The second implication of this study is that the long-term goal of rehabilitation is always to promote social inclusiveness and help individuals with SCI reintegrate into their society [40]. Although the direction of change for individuals with SCIs in China has been positive, we still have a long way to go to meet the needs of current and future individuals with this condition [41,42,43].

Finally, after the participants in this study received integrated rehabilitation training in the SSRC, they were able to share their experiences and basic life skills with other individuals with SCI in their local communities, which would tend to strengthen the community-wide effects of rehabilitation training [44, 45]. Newly injured individuals with SCI might apply for admission to rehabilitation training in the SSRC under the influence of our trainees.
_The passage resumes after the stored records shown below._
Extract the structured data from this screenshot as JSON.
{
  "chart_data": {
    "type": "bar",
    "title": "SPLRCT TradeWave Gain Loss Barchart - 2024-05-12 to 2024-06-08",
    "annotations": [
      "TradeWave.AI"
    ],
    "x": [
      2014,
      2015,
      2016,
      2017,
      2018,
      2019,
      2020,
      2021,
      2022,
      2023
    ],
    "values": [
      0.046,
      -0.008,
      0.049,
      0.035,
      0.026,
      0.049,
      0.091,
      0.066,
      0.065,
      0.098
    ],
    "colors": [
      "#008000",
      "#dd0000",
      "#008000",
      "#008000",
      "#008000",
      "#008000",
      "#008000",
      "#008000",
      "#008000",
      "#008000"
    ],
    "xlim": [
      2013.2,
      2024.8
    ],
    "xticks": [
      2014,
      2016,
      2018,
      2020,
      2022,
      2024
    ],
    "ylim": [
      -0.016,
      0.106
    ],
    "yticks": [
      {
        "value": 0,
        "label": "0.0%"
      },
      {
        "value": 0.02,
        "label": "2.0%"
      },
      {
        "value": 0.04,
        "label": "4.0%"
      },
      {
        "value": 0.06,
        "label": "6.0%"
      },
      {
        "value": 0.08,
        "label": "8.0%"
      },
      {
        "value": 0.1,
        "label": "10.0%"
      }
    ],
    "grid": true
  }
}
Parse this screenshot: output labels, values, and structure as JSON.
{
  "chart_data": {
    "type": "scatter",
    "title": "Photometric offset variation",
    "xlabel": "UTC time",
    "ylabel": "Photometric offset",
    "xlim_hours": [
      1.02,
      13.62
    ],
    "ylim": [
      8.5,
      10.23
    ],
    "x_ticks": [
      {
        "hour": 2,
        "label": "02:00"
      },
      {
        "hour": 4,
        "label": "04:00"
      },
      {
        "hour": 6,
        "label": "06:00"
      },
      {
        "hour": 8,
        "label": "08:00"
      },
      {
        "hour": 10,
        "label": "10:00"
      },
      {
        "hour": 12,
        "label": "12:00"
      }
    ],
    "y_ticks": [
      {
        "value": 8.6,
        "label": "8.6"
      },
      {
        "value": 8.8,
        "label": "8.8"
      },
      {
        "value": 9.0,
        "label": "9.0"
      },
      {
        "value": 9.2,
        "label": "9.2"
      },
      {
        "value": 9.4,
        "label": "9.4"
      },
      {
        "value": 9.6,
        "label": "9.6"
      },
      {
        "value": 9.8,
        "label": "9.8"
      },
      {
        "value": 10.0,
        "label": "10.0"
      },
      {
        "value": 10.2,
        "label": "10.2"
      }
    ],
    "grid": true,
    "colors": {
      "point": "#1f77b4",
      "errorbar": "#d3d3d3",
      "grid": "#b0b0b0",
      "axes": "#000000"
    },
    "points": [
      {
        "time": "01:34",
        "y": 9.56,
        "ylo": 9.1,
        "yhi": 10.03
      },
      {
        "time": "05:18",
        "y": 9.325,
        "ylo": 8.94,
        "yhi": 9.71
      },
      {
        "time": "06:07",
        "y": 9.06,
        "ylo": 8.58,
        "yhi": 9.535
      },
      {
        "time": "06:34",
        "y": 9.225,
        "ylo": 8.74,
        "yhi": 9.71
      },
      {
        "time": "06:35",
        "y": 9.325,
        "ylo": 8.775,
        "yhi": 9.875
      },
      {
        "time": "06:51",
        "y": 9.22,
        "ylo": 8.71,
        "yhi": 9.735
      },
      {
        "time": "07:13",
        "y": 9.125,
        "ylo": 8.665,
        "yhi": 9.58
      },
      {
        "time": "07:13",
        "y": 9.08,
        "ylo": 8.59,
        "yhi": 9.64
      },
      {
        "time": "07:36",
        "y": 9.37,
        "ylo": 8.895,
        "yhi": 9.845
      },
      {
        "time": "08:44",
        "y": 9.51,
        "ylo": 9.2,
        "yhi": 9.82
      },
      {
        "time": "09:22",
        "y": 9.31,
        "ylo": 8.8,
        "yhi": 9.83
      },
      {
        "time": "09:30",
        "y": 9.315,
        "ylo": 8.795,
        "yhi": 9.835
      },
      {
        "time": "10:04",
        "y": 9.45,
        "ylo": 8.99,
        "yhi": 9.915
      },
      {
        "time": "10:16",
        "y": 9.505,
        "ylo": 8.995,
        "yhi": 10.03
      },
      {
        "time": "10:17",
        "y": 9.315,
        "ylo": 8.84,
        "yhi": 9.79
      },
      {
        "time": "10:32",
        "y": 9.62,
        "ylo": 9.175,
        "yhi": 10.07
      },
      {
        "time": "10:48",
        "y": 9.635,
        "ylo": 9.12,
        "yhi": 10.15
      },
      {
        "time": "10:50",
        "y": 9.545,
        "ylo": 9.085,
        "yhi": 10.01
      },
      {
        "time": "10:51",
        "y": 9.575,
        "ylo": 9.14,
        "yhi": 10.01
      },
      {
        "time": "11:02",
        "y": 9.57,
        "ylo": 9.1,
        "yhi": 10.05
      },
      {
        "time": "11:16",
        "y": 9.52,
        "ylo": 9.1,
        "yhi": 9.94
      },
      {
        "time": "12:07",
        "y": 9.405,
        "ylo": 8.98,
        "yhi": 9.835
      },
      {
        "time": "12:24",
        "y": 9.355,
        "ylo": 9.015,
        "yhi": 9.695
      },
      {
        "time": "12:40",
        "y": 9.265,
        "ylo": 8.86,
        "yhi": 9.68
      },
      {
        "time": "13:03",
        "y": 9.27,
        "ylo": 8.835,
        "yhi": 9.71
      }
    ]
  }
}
This study has a few limitations. First, the sample size was limited due to the relatively low incidence of SCI and the limited service capacity of the SSRC training center. Therefore, the factors that did not demonstrate statistical significance in this study should not be excluded from future research. Second, the explained variance (R-square) was relatively low for regression analyses. This could be partly traced to the fact that because of limited resources for data collection, we could not obtain information on training processes, caregivers, and other social supports or follow-up outcomes. More independent variables and larger sample sizes could result in a higher R-square. Third, the severity of injury based on ASIA (American Spinal Injury Association) classification was not collected. Fourth, this study was a pre-post study, so its external validity is limited. A more rigorous study design, such as a randomized controlled trial (RCT), should be implemented to establish causal relationships.

Conclusions

In summary, this study evaluates the rehabilitation outcomes of 455 individuals with CSCI who participated in integrated rehabilitation training in the SSRC. Our results suggest that even for individuals with a long SCI history, rehabilitation training can still improve their basic life skills and the applications of those skills in family and social life. Therefore, our study provides preliminary evidence to support the value of SIBR for individuals with SCI in Shanghai. Since many other regions in China have reached a level of economic development similar to Shanghai, the model in Shanghai could be recommended for those regions.